Allen, who suffered a 4-inch gash to his head, called a friend for help and the friend dialed 911.

Police described Kimbrough as "crazed-looking."

"I hit him with a pot, and I'm glad I did," she allegedly told police, the report said. "I've been with him for seven years, and he never bought me nothing!"

Candy and a dinner-you just can’t please some people, malum by the way is latin for Apple, it also means Evil....

The Grand View Topless Coffee Shop in Vassalboro, Maine, has been forced to close after its owner erected signs declaring 'boobies wanted'.

The US coffee shop originally made headlines after it upset locals when it opened in 2009, with customers served by semi-nude male and female staff.

Despite considerable opposition from locals the shop stayed open until now, when officials ruled its owner Donald Crabtree had been putting up signs illegally.

'I wanted to have some fun; I wanted to see people smile,' Mr Crabtree told the Maine Morning Sentinel.

'I started the topless coffee shop to do that, and it did. But now my smile's gone. 

So have the “Boobies”. 

And finally:

For more than a century Samoa has enjoyed the reputation as the last place on earth to see the sunset. But on Dec 29, Samoa will become a nation of time-travellers by erasing a day from the country's calendar and catapulting itself 24 hours into the future, making it one of the first countries in the world to see the sun rise.

In essence it is simply slipping from the eastern side of the International Date Line to the western side.

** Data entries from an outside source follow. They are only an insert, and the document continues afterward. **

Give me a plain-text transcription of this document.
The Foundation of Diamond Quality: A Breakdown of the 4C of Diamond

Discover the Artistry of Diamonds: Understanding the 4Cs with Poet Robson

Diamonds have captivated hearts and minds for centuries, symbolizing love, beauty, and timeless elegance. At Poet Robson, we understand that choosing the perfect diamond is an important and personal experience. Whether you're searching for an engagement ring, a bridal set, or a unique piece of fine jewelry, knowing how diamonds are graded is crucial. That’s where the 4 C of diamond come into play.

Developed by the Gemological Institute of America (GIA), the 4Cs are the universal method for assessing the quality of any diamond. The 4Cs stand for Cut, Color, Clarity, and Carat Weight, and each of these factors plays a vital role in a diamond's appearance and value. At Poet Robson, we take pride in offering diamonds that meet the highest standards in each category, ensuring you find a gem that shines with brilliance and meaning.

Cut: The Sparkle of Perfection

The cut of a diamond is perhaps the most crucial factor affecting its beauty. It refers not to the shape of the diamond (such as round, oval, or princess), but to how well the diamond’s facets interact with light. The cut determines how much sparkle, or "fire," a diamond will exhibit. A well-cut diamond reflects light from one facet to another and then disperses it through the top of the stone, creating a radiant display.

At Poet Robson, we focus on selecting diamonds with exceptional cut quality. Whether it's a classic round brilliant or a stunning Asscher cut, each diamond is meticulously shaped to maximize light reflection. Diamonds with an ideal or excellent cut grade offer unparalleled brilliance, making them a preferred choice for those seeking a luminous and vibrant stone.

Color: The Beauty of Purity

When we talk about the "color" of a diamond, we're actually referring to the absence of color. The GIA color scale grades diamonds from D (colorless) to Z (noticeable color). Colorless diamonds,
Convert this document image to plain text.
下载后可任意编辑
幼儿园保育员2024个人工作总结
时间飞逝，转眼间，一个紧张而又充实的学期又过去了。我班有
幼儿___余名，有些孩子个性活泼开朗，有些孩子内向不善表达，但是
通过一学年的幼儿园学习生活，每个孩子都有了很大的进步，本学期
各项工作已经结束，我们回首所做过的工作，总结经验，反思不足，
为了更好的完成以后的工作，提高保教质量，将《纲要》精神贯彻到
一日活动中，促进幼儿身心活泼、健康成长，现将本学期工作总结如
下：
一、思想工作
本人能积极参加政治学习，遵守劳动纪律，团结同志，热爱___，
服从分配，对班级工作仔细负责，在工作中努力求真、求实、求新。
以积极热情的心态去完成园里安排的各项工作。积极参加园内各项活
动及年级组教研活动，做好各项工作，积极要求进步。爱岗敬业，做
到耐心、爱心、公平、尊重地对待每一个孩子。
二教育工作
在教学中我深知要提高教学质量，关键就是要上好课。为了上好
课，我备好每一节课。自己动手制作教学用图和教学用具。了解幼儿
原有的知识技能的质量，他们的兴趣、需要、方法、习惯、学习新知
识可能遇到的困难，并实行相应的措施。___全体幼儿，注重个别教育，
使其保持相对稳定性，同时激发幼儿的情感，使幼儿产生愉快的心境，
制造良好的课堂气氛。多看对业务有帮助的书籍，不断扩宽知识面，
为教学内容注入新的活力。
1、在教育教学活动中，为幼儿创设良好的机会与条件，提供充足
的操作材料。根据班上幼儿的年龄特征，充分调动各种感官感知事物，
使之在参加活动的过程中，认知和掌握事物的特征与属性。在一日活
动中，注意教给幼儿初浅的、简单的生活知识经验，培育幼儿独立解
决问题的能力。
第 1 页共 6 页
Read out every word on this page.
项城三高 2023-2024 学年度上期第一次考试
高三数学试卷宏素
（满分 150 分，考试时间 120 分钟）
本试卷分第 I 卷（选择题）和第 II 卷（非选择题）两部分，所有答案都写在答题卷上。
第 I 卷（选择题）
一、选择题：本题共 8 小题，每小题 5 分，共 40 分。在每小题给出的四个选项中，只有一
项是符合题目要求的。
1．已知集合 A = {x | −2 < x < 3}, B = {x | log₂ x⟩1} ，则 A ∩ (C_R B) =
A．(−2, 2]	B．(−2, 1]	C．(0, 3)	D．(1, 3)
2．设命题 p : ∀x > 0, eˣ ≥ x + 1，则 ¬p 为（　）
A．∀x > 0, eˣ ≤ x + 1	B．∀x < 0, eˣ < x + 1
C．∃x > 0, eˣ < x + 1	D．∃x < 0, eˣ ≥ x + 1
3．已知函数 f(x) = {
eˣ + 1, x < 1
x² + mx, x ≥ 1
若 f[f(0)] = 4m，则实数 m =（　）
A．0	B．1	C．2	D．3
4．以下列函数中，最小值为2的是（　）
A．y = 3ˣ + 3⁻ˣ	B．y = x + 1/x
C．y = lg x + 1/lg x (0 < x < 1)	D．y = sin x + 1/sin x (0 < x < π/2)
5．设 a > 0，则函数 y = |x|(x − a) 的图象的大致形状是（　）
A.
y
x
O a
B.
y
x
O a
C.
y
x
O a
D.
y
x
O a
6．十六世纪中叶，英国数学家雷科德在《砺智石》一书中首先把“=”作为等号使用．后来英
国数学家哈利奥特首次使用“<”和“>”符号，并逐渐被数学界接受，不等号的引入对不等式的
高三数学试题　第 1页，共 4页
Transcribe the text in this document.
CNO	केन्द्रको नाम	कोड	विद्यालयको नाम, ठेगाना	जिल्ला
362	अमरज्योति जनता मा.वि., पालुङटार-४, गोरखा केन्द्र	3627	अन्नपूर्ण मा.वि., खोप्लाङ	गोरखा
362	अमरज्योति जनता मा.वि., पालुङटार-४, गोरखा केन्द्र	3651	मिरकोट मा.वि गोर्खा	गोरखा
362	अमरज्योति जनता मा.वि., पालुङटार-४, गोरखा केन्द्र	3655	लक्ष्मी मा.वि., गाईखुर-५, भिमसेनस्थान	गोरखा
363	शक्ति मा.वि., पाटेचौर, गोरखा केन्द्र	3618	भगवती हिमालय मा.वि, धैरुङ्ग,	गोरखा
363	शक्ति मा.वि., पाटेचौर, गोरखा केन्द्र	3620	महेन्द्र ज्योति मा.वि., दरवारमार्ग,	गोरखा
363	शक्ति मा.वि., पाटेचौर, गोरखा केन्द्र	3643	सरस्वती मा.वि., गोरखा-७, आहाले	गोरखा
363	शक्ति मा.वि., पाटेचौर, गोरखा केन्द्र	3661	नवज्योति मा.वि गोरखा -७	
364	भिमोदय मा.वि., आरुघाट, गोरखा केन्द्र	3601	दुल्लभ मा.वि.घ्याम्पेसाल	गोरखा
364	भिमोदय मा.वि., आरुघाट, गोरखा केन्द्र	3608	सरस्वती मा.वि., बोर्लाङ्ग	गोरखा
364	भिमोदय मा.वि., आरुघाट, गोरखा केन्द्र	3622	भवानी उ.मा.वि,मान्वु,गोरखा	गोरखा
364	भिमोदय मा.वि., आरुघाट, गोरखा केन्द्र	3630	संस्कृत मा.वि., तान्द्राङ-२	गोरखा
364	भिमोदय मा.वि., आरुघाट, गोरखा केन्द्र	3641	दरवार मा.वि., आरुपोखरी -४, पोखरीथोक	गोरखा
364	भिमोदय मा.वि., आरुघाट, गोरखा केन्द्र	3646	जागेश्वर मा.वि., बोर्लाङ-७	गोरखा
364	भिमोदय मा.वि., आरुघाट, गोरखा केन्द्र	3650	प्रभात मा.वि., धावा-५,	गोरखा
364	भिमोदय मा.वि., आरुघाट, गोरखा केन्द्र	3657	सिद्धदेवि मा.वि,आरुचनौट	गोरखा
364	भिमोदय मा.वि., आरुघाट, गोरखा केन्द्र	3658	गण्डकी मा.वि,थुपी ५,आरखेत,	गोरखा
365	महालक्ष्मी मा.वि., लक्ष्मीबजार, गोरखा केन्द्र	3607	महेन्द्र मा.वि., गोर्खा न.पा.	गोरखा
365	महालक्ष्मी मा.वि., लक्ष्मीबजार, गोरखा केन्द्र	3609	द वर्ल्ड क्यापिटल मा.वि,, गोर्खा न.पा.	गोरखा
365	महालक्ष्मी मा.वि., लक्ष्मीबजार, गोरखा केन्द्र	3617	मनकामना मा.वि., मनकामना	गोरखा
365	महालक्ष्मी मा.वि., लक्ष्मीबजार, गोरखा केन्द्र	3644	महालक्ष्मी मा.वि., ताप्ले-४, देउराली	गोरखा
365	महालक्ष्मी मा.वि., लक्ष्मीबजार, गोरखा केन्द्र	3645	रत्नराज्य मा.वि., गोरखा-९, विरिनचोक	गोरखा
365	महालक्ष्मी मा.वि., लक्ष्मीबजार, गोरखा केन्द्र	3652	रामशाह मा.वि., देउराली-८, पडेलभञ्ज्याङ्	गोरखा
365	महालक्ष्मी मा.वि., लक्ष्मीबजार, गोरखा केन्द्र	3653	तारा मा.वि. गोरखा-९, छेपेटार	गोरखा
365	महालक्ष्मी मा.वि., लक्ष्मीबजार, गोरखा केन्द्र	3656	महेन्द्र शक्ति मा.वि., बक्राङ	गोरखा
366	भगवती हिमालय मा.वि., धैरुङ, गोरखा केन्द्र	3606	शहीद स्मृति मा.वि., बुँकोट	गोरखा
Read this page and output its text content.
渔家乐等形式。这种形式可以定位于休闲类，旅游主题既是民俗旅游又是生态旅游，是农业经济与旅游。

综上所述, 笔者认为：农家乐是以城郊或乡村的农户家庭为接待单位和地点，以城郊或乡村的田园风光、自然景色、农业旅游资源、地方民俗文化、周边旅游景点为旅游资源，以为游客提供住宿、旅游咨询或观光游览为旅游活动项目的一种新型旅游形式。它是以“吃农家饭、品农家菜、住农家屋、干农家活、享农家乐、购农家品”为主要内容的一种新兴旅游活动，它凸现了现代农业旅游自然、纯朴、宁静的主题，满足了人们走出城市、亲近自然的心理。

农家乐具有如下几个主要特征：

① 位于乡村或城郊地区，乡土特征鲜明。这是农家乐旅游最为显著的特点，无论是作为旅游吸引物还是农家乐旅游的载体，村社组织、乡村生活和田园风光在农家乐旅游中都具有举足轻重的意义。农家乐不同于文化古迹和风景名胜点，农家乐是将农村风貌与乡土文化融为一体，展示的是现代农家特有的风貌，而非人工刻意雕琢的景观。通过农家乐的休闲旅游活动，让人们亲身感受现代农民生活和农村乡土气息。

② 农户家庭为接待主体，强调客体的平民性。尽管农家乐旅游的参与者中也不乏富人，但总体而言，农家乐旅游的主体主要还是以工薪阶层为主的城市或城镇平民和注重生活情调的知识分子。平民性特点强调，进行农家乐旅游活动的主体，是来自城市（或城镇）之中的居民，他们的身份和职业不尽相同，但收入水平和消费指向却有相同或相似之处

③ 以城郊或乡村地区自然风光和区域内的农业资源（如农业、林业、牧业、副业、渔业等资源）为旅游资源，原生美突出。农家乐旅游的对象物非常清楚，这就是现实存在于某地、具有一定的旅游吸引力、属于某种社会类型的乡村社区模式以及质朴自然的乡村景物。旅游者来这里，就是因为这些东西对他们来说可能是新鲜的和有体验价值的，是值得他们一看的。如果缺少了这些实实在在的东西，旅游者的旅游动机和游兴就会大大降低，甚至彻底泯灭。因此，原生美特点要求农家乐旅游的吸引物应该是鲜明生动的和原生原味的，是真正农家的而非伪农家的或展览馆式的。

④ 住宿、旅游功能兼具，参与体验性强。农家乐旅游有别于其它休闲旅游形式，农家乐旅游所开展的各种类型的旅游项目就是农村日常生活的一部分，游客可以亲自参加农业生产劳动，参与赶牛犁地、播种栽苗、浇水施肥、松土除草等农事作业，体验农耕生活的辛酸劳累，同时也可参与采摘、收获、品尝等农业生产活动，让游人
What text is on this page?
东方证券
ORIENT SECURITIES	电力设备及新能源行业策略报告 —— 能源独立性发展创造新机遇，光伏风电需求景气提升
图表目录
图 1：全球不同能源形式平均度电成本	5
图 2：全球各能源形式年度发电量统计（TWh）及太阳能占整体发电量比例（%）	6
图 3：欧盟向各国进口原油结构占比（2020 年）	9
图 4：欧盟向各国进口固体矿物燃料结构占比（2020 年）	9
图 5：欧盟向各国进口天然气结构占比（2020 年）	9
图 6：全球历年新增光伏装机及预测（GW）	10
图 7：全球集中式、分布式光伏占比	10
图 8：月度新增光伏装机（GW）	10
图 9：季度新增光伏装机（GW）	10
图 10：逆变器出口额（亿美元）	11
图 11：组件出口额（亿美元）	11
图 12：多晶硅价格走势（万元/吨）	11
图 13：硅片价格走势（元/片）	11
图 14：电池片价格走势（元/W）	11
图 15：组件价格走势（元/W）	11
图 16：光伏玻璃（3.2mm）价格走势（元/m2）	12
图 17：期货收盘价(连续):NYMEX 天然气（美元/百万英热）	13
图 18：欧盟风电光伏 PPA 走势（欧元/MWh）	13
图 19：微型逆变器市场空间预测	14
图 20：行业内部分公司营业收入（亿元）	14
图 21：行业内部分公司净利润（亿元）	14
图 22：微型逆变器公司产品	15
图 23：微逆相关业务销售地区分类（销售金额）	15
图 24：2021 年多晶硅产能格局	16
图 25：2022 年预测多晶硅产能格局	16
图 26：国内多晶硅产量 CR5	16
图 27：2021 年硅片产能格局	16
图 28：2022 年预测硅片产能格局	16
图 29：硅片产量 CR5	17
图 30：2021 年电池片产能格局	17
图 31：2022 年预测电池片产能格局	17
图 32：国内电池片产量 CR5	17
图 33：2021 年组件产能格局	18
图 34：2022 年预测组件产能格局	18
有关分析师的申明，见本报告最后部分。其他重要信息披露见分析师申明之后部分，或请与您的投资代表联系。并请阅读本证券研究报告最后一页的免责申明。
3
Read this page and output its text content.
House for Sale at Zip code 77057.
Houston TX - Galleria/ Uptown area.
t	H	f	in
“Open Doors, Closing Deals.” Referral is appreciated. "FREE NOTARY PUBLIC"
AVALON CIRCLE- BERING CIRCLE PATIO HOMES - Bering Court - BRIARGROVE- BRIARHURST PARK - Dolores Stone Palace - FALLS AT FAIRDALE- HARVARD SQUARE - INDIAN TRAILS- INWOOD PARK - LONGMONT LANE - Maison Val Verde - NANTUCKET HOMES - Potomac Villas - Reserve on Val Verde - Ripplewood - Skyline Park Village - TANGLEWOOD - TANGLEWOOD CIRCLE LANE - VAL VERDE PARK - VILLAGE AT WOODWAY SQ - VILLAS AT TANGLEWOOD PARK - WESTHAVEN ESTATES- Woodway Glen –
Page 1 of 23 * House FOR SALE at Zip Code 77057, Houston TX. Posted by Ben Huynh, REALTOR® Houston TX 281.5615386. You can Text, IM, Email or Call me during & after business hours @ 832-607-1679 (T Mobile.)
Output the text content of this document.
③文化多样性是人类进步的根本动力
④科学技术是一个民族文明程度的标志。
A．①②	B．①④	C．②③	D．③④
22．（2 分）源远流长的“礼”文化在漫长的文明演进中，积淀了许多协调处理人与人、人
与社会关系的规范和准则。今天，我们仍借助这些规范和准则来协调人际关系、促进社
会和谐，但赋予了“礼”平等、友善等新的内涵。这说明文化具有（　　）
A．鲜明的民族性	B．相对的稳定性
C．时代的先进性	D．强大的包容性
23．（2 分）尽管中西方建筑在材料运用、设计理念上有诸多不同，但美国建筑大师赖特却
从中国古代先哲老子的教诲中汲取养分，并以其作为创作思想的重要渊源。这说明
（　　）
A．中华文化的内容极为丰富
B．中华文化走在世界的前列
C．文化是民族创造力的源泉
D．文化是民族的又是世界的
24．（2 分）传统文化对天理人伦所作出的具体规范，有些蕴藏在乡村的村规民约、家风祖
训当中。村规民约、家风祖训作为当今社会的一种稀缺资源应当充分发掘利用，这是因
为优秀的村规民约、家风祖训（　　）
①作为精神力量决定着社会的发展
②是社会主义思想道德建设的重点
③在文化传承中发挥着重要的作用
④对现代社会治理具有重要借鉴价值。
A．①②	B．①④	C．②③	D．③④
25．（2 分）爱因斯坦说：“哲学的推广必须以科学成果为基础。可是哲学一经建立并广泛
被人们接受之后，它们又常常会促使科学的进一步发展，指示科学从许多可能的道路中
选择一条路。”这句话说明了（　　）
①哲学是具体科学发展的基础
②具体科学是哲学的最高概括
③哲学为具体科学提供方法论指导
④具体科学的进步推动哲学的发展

The change will put the Pacific island nation on the same weekday as its neighbours to the west, including Australia and New Zealand, and it is aimed at making trade with the countries easier and boosting the economy, and  will shift Samoa from being 21 hours behind Sydney to just three hours ahead – the same as Tonga.

The move comes 119 years after the island last shifted time zones, moving from west to east in 1892 in order to align with American traders in California.  

Fickle lot those Samoans…. 

And today’s thought: Error: Keyboard not attached. Press F1 to continue.